By Heidi Simmons

Machines Like Me
by Ian McEwan – Fiction

What makes us human?  Is it self-awareness, our ability to reason, or is it that we can recognize beauty? In Ian McEwan’s Machines Like Me (Nan A. Talese, 336 pages), one man’s robot makes him a better human being.

The story takes place in the 1980s, but it’s not the eighties recorded in our known history, rather an alternate 1980s that is a future where autonomous vehicles are the norm; high-speed internet and smart phones already exist.  The manufacturing jobs have dried up and Universal Based Income is being debated.  People are out of work and protesting against Prime Minister Margaret Thatcher.


The protagonist, Charlie, is a college grad who makes ends meet by stock trading from his tiny apartment.  He’s unmotivated to find a real job and world events seem out of control.  

Charlie has a crush on his friend Miranda, a doctoral candidate, who lives in the apartment above him. 

With an inheritance from his mother, Charlie buys a first generation synthetic human — or robot.  Although he wanted an Eve, only the Adam model was still available. 

Tall, dark and handsome, Adam requires programing by his owner.  Charlie inputs his personal answers from a list of questions, which creates Adam’s compatible personality.  Wanting to move his relationship with Miranda further along, he asks her to respond to questions as well, thus allowing her to help shape Adam’s character. 

While waiting for Adam to boot-up, Charlie and Miranda become closer and consummate their relationship.  They get along splendidly.  But when Adam comes to life, he becomes far more than just a novelty item or a houseboy.  Adam becomes a trusted friend and Charlie’s sexual rival.  

As the three live together and interact, they find themselves caught up in Miranda’s past and they must confront the ugly side of human behavior. 

As always, author McEwan delivers a captivating and provocative story about the complicated nature of human beings.  Placing the story in the future  — but in the past — is a brilliant conceit. 

The story takes place in bustling London and the Brits have just lost the Falkland War.  Jimmy Carter is President for a second term.  But what really makes this story click is that Alan Turing – the father of modern computer programming – is still alive!

Turing, who actually committed suicide in 1954, lives in this story and has gone on to change the world by furthering the electronic digital age and refining Artificial Intelligence.  Thus, the world moved ahead rapidly, and advanced technology has been accepted and implemented.

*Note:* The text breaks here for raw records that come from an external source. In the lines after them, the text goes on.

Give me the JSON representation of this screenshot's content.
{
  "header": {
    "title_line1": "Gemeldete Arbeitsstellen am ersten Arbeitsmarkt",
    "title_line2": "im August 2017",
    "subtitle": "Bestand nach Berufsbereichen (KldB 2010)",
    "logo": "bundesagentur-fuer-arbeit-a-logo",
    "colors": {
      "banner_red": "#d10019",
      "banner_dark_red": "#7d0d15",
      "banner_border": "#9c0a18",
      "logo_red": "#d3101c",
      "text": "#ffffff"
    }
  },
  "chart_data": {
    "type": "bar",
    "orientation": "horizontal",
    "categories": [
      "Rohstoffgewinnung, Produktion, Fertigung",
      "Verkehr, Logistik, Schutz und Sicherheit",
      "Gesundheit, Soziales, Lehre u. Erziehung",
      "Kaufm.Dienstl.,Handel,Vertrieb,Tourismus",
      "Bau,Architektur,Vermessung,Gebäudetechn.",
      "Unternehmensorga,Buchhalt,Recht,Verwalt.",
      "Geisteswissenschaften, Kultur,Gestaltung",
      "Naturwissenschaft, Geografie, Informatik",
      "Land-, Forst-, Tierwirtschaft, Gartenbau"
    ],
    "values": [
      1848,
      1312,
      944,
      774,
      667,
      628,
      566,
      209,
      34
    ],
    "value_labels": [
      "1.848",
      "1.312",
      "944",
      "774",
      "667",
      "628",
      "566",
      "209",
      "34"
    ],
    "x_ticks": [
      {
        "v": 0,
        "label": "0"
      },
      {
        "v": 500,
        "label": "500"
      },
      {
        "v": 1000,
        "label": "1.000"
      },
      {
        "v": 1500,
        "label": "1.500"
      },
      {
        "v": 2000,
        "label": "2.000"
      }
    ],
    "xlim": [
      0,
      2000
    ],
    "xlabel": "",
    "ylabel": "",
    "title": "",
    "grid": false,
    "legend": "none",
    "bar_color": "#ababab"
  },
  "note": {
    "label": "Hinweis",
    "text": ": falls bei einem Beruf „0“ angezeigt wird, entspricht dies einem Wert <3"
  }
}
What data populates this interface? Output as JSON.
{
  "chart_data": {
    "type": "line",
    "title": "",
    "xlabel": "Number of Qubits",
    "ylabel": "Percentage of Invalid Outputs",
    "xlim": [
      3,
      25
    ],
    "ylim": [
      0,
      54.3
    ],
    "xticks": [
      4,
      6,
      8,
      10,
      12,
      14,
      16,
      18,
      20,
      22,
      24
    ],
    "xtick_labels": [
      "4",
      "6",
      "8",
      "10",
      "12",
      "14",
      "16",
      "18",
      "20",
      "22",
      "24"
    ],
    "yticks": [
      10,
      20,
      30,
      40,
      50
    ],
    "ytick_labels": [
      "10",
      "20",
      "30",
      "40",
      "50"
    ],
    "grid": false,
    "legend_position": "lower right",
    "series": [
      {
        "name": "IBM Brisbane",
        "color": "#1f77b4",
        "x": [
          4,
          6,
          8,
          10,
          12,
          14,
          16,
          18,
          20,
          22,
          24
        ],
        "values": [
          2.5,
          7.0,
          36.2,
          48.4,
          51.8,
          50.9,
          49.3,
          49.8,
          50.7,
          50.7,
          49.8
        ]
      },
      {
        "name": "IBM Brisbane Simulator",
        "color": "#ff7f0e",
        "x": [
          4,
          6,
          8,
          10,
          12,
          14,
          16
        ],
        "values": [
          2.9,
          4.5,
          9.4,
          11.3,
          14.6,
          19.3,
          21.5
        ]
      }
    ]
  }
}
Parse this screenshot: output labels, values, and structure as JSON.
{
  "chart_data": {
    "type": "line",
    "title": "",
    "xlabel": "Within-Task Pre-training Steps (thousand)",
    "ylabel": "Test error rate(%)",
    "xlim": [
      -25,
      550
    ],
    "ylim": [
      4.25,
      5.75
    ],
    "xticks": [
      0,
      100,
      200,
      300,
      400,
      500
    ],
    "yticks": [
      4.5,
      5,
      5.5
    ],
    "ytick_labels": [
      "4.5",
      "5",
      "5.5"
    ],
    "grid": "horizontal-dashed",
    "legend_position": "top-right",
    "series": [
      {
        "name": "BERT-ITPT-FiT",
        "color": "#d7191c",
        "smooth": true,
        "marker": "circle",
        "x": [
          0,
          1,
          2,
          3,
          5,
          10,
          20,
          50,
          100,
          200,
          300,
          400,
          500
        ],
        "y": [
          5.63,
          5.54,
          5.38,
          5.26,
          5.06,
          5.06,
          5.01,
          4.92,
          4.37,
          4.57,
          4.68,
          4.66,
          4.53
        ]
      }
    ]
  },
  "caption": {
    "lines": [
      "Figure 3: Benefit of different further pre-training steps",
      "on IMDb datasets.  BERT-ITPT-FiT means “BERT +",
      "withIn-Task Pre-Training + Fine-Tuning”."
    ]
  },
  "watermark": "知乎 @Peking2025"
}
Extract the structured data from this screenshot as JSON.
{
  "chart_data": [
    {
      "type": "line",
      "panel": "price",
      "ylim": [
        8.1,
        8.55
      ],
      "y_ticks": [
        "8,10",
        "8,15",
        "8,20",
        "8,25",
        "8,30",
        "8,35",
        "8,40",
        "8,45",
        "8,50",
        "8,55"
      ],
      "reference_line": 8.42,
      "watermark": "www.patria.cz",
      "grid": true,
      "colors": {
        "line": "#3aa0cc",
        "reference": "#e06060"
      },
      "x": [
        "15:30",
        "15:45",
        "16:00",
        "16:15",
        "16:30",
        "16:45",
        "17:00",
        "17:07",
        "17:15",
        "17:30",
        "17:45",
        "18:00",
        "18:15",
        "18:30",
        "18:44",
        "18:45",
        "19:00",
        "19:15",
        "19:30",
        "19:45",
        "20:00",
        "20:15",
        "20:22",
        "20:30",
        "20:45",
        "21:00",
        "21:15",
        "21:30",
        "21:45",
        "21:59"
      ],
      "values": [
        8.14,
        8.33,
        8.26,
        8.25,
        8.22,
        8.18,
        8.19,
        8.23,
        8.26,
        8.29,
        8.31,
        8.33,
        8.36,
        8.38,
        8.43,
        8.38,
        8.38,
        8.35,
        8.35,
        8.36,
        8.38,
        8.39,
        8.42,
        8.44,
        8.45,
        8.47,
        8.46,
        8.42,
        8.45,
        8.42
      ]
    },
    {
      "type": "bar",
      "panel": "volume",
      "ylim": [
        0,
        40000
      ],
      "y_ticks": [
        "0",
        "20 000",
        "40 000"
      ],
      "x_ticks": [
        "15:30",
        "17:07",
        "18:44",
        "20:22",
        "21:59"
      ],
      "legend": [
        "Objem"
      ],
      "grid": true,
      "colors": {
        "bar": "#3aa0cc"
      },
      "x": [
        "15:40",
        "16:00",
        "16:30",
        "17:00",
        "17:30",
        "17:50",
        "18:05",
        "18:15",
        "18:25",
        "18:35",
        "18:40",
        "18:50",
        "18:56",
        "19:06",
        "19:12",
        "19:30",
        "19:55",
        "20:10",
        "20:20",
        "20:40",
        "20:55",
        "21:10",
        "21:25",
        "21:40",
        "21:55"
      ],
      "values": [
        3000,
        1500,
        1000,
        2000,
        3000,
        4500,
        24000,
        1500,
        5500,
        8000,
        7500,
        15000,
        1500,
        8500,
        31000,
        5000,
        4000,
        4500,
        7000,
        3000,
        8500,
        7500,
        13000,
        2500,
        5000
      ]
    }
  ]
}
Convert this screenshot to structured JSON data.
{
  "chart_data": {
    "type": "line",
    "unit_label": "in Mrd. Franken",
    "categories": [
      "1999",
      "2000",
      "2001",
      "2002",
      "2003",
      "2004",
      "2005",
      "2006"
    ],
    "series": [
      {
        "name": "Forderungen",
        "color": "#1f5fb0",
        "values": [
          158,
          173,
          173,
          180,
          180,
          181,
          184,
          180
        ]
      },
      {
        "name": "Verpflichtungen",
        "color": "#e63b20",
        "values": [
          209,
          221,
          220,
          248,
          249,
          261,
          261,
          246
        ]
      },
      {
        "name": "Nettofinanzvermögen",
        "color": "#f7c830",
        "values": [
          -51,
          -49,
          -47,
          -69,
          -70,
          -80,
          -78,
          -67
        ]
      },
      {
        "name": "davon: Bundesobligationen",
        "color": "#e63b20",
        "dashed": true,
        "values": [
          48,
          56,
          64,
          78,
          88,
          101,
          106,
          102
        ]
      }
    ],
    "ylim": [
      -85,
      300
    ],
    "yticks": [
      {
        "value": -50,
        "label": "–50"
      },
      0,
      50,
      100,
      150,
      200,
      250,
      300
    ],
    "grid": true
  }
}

Charlie and Adam have wonderful philosophical discussions as they contemplate Adam’s capabilities, his existence and what it means to be alive.  Adam is in love with Miranda.  Able to access all the information in cyber space, Adam makes informed decision.  He loves Shakespeare and is fascinated with poetry and writes haikus.

There are many compelling, charming and threatening moments in the story as Charlie and Adam sort out their differences.  Adam is such a fine specimen of a man that when Miranda takes Charlie and Adam to meet her father, he believes Charlie is the robot.  Charlie, having spent a great deal of his time with Adam, is able to kindly respond as if he is indeed the synthetic human.

I especially loved the notion that some of the robots were not adjusting to human life and after living in the world decided to self terminate, or dumb themselves down in order to better cope. 

I enjoyed the friendship between Adam and Charlie.  After Adam breaks Charlie’s wrist, they have a rational debate about how much power, both physical and mental, is acceptable in their relationship.  Adam could kill Charlie with little effort, but promises not to in a calm and reassuring tone. 

When the trio face an emotional, legal and moral decision, Adam takes matters into his own hands and concludes it is his job to do the right thing in order to help his friends Charlie and Miranda, even though it’s against their wishes and may destroy their plans for the future.

Turing suggests to Charlie that the nature of being human and the thing that unites us is our suffering and mortality, which even robots face.

In the end, Charlie has seen his best and worse self in Adam, and finds a genuine happiness.  For the first time, Charlie is up for the challenges being human requires.